Talvez você tenha um planejamento ou uma expectativa sobre esse dia. Se você for um bom planejador é provável que você já durma sabendo o que fará em cada minuto do dia seguinte. Ou talvez tenha essa expectativa.

Mas e se acontecer tudo ao contrário? Se de repente a sua previsão não se concretizar? Se o que você gostaria que acontecesse fosse diferente? Se o seu pneu furar no meio do nada e você não tiver estepe?

Já ouviu o ditado que diz que quanto maior a expectativa, maior a queda? É isso. A verdade é que a gente esquece que praticamente tudo na vida é temporário. Qualquer coisa que tenhamos, em uma questão de segundos, pode mudar completamente, inclusive nós mesmos, nossas decisões, as decisões do outro.

Tudo muda o tempo todo e o único jeito de a gente lidar com esse momento e encontrar algum lugar de paz é vendo cada segundo como vêem os olhos de uma criança. Como se cada segundo fosse novo. Sem criar muitas expectativas de que seja diferente. Apenas nos permitindo sentir o que estamos sentindo, no momento.

Sabe quando a gente perde a chave e fica tenso, procurando? Aí quando relaxa, acha? Mais ou menos isso. Só que com um tempero a mais, o aprendizado de encarar a impermanência da vida. Simplesmente por que ela é assim.

Precisamos aceitar que o que temos é o hoje, esse segundo. E vivê-lo como se fosse o último. Precisamos aprender a apreciar o que já temos. Se começarmos a viver o que temos agora, não há espaço para brigas e mágoas intermináveis. Nem para deixar para amanhã o que é importante. Muito menos para deixarmos de lado o que temos agora, mesmo que não seja ainda tudo o que desejamos. É o que temos.

Se você fizer isso, quem sabe na hora que o pneu furar você aprenda a abraçar quem está contigo (ou se abraçar), começar a rir e chorar ao mesmo tempo, esperar passar e tudo bem. Talvez você sinta até um pouco de compaixão pelo mecânico que não checou seu step. Talvez ele não estivesse em um bom dia. E aos poucos vamos achando um caminho, sem nos culpar. Sem culpar o outro.

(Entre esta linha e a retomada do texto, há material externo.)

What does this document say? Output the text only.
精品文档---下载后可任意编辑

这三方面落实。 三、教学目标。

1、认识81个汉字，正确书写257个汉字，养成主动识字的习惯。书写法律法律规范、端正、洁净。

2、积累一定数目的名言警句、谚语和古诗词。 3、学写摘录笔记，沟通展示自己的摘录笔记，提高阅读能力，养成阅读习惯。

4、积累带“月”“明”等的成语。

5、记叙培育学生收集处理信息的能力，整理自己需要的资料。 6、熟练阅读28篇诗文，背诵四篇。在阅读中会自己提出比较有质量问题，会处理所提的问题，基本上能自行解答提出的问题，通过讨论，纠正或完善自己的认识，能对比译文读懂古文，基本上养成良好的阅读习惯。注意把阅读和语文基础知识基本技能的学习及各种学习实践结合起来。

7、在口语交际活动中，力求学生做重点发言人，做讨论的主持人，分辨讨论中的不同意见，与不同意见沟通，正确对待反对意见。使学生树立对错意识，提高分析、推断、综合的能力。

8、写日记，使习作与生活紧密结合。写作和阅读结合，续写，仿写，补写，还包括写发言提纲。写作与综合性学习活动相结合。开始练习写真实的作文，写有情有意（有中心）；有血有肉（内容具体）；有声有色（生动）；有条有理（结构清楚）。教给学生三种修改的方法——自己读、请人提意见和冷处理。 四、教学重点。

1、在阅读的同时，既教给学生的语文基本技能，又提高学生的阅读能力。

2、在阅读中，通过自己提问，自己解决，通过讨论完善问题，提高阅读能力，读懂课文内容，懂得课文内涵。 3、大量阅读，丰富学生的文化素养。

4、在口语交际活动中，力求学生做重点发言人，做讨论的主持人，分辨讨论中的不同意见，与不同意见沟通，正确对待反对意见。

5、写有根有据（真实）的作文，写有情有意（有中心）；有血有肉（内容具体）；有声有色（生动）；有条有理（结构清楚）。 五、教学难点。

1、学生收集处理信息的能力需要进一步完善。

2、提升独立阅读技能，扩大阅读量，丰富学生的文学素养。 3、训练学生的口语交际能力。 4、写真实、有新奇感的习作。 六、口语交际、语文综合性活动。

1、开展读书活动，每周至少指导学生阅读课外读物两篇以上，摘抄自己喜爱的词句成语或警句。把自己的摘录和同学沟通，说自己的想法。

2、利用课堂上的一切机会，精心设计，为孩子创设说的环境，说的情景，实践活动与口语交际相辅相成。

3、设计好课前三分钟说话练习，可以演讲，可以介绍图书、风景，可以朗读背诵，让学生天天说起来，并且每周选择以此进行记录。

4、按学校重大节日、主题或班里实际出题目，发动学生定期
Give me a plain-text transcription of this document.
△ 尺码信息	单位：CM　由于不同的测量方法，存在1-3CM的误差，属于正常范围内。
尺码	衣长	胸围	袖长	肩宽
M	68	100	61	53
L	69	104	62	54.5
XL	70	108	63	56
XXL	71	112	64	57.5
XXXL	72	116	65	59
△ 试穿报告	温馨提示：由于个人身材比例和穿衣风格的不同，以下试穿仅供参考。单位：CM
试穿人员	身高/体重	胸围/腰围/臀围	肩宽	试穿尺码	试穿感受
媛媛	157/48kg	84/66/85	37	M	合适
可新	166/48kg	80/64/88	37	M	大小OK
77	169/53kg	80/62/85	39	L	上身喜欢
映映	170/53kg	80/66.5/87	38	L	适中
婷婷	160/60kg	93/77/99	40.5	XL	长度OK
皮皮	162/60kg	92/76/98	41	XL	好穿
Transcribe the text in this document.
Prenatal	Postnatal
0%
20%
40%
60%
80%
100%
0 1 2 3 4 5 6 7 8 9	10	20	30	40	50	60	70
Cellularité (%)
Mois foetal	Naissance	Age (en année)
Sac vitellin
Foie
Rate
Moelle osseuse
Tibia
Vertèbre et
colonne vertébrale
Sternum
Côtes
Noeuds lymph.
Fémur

Porque no fim da vida, todo mundo vai olhar para trás e se perguntar o que significa tudo isso que ficamos correndo atrás a vida inteira. E pra ilustrar isso, trago um trecho da fala de um dos pacientes de Ana Claudia Quintana Arantes, médica que lida com pacientes terminais,que li dia desses em uma revista:

“A vida só tem duas páginas. A primeira deve ser lida quando tudo estiver dando errado. Lá estará escrito que tudo passará. A segunda, quando tudo estiver dando certo. Lá estará escrito que tudo irá passar. Viva todos os momentos por que eles têm fim.”

E segundo ela, isso foi um presente. Quem sabe seja para nós também.